There's an intriguing double standard that exists in the realm of the rail fan. To illustrate the point, ask yourself the following question: Would you purchase an item with a picture of a traffic accident on it? What about an airplane crash? A sunken boat? While we remain fascinated by these things (as evidenced by the slow-down of traffic passing an accident on the highway), we would feel uneasy about owning a reminder of these tragedies and disasters.
So why is it different with train wrecks?
In our gift shop, we sold a mug with a picture of a wrecked train bearing the words, "I'm a wreck without my coffee." Commercialization is one thing, but this blurs the line between tacky and tasteless. And yet, for some reason, it's ok. It was one of the gift shop's best sellers. A mug with an airliner crash or a car wrapped around a telephone couldn't possibly do as well. Right?
Is the sentimentality of John the Rail Fan so powerful that he doesn't perceive this? Is he so enamored with a niche of history that even its most somber tragedies can't escape reproduction?
Maybe it's easier to remove or ignore the human element. Fatalities aren't so in-your-face when a 600,000 pound locomotive folds in on itself, spilling a mile-long swath of cargo and equipment. Maybe the carnage to injury ratio is low enough to make things palatable. Sure the wreck covered more than a mile, took out a bridge, and will require weeks to clean up, but there were only seven people killed.
Only seven people killed. Please don't let that be the thing.
There is a romance attached to this way of life. It speaks of a time gone by. The quaint, simpler, slower days when the day's activity died as the sun set were the era of the locomotive.

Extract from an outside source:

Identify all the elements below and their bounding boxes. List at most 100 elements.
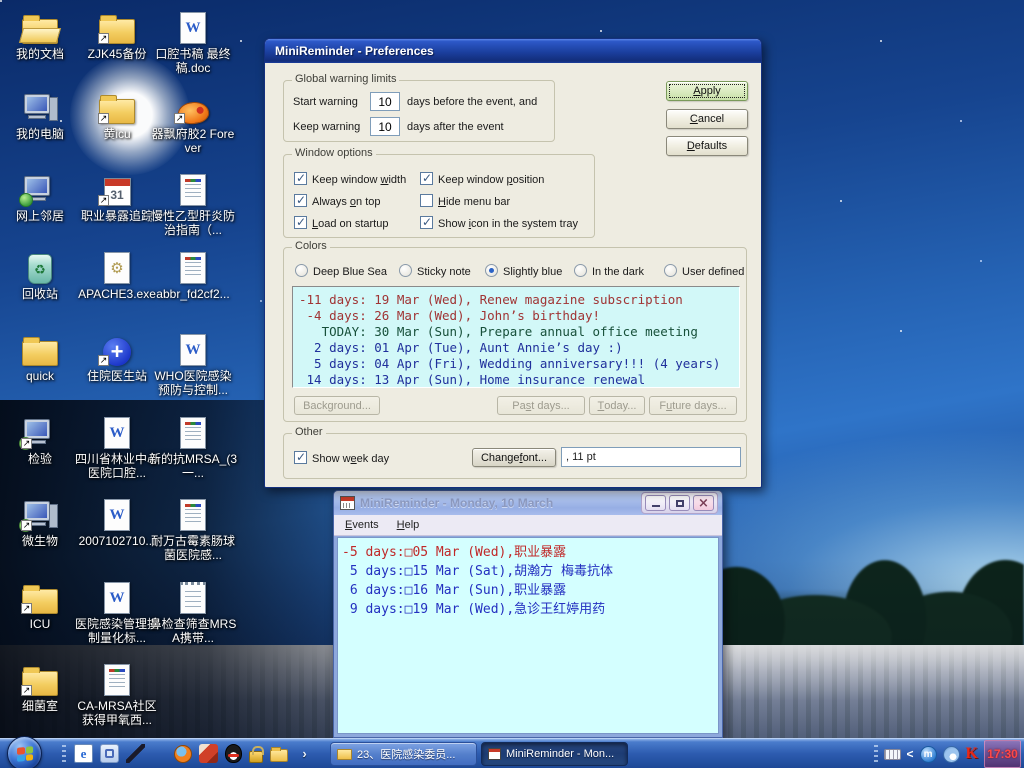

Trucks and planes rule the industry now, but there are beasts of steel that still traverse the hills, the second, third, and fourth generations of iron horses, each calling up the past with whistles and rumbles. The good comes with the bad. Those trains would jump the tracks. People would die. The railroads took enormous safety measures because of the dangers involved, and they took responsibility when even a single man was injured.
Is this what we want to remember? Between the Scylla of overwrought memorials and the Charybdis of unhealthy obsession lies the path of tasteful remembrance.
If we learned from those experiences, we're better for them, but if they become entertainment, what are we?